For a few moments, as the attacking ships reversed course at the end of the long canyon, there was a breathless pause in the colony settlement. The survivors continued to shout and scream. Orli could hear their desperate voices, dwindled to tinny noises by the distance. They were running. She saw groups scrambling toward the main structure that contained the Klikiss transportal.
“Yes!” she said. “Get out of here. Go anywhere.”
Her father would be there helping the others to escape, or else in the comm tower.
When the five Mantas came in for yet another attack run, their primary target was the transportal structure. Jazers and projectiles leveled the facility in a single concentrated strike, vaporizing the gateway that would have allowed the colonists to escape from Corribus. All the people who had tried to flee were either trapped or disintegrated.
Even if Orli survived the attack, that transportal had been her only way out.

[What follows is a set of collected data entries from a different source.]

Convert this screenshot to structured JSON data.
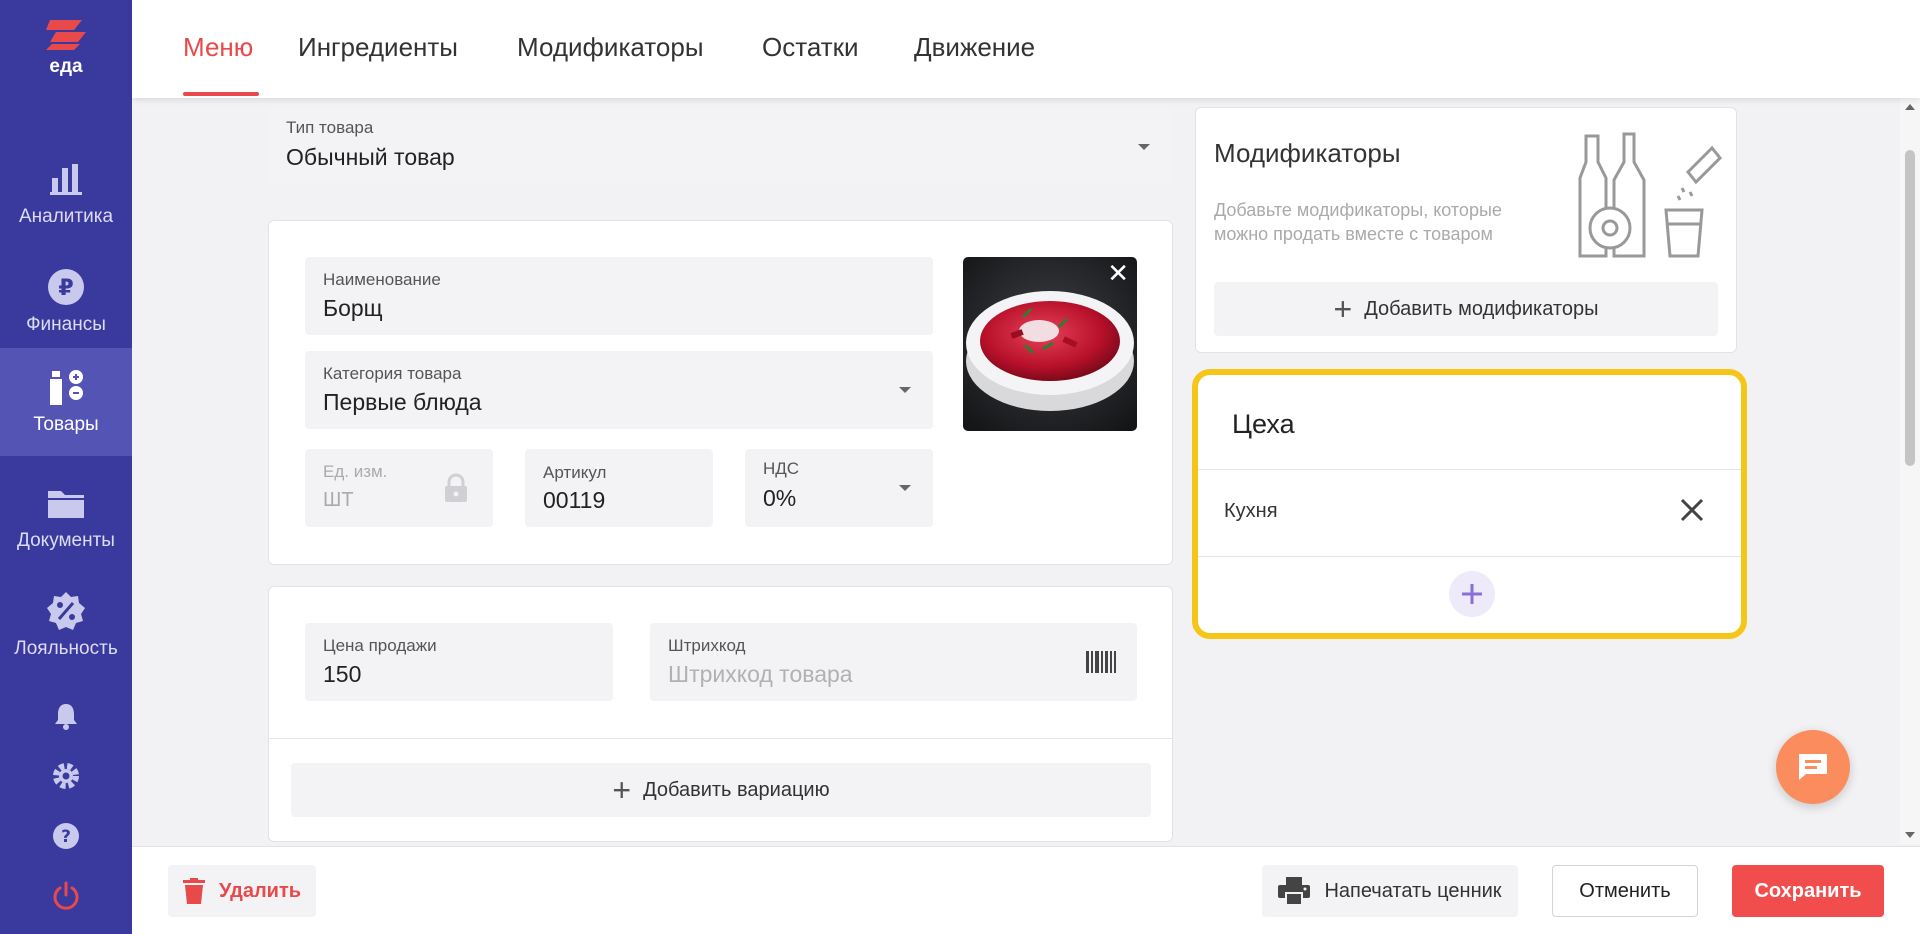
{
  "brand": {
    "name": "еда",
    "accent": "#e8494a"
  },
  "sidebar": {
    "items": [
      {
        "label": "Аналитика",
        "icon": "bar-chart-icon"
      },
      {
        "label": "Финансы",
        "icon": "ruble-icon"
      },
      {
        "label": "Товары",
        "icon": "products-icon",
        "active": true
      },
      {
        "label": "Документы",
        "icon": "folder-icon"
      },
      {
        "label": "Лояльность",
        "icon": "discount-icon"
      }
    ],
    "bottom_icons": [
      "bell-icon",
      "gear-icon",
      "help-icon",
      "power-icon"
    ]
  },
  "tabs": [
    {
      "label": "Меню",
      "active": true
    },
    {
      "label": "Ингредиенты"
    },
    {
      "label": "Модификаторы"
    },
    {
      "label": "Остатки"
    },
    {
      "label": "Движение"
    }
  ],
  "product": {
    "type": {
      "label": "Тип товара",
      "value": "Обычный товар"
    },
    "name": {
      "label": "Наименование",
      "value": "Борщ"
    },
    "category": {
      "label": "Категория товара",
      "value": "Первые блюда"
    },
    "unit": {
      "label": "Ед. изм.",
      "value": "ШТ"
    },
    "sku": {
      "label": "Артикул",
      "value": "00119"
    },
    "vat": {
      "label": "НДС",
      "value": "0%"
    },
    "price": {
      "label": "Цена продажи",
      "value": "150"
    },
    "barcode": {
      "label": "Штрихкод",
      "placeholder": "Штрихкод товара"
    },
    "add_variation": "Добавить вариацию"
  },
  "modifiers": {
    "title": "Модификаторы",
    "description": "Добавьте модификаторы, которые можно продать вместе с товаром",
    "add_button": "Добавить модификаторы"
  },
  "workshops": {
    "title": "Цеха",
    "items": [
      "Кухня"
    ],
    "highlight_color": "#f5c518"
  },
  "footer": {
    "delete": "Удалить",
    "print": "Напечатать ценник",
    "cancel": "Отменить",
    "save": "Сохранить"
  }
}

The battleships swept around again and again.
Chapter 104 — DESIGNATE-IN-WAITING PERY’H
The mad Hyrillka Designate and his corrupted guards held Pery’h prisoner for days. With all the people on the planet voluntarily separate from the Mage-Imperator’s thism, the young man became more and more isolated, utterly cut off from all other presence in the great mental network. Sickeningly adrift and lost. It was enough to drive an Ildiran insane.
Armored guards with crystal spears stood outside his door, preventing the distraught Pery’h from leaving the room. He had demanded to see Rusa’h, even his brother Thor’h, but no one would speak to him. After the Hyrillka Designate had made his outrageous claims, accusing Mage-Imperator Jora’h of poisoning his own father, the guards had kept Pery’h sequestered from everything that was happening.
Through his thism connection—without which he would surely be mad by now—Pery’h knew the Mage-Imperator was aware that something was seriously wrong in the Horizon Cluster, but no one on distant Ildira could guess how desperate the situation had become.
Overconsumption of raw shiing had softened the connection of all Hyrillkans, making their minds pliable. Then Designate Rusa’h had worked his manipulation, using a corrupt version of the thism, and diverted them to his own control instead of the Mage-Imperator’s.
Prime Designate Thor’h had also joined the odd and open rebellion, of his own volition, and Pery’h could not believe that a son of the Mage-Imperator would be so weak-willed as to be swayed by mental domination. With a cold sinking in his heart, he understood that his brother—the Prime Designate of the Ildiran Empire—was a willing accomplice in this madness…He felt so cut off!
Thor’h came to the door of the confinement chamber, accompanied by a squad of soldier kithmen. The Prime Designate stood in the doorway, arms crossed over his narrow chest, his expression implacable. His face was thin and pale, his lips pulled into a pucker of distaste as if he had eaten something sour. Though Pery’h longed to connect to someone, anyone, Thor’h showed barely any sign of recognition for his younger brother. “Come with me to the throne hall. Imperator Rusa’h wishes to speak to you of your fate.”
“Imperator? Thor’h, this is insanity.”
“It is what must be, for the good of the Ildiran Empire.”
Pery’h refused to move. “I am the Hyrillka Designate-in-waiting. You don’t even belong here.”
Thor’h‘s eyes flashed. “I am the Prime Designate. I will be wherever I am required to be. And I am linked closer to Imperator Rusa’h than I ever was to our misguided father.”
He gestured, and the guards stomped forward, roughly taking Pery’h by the arms and dragging him out of the chamber. They walked him in a brisk lockstep down the corridors of the vine-draped citadel palace.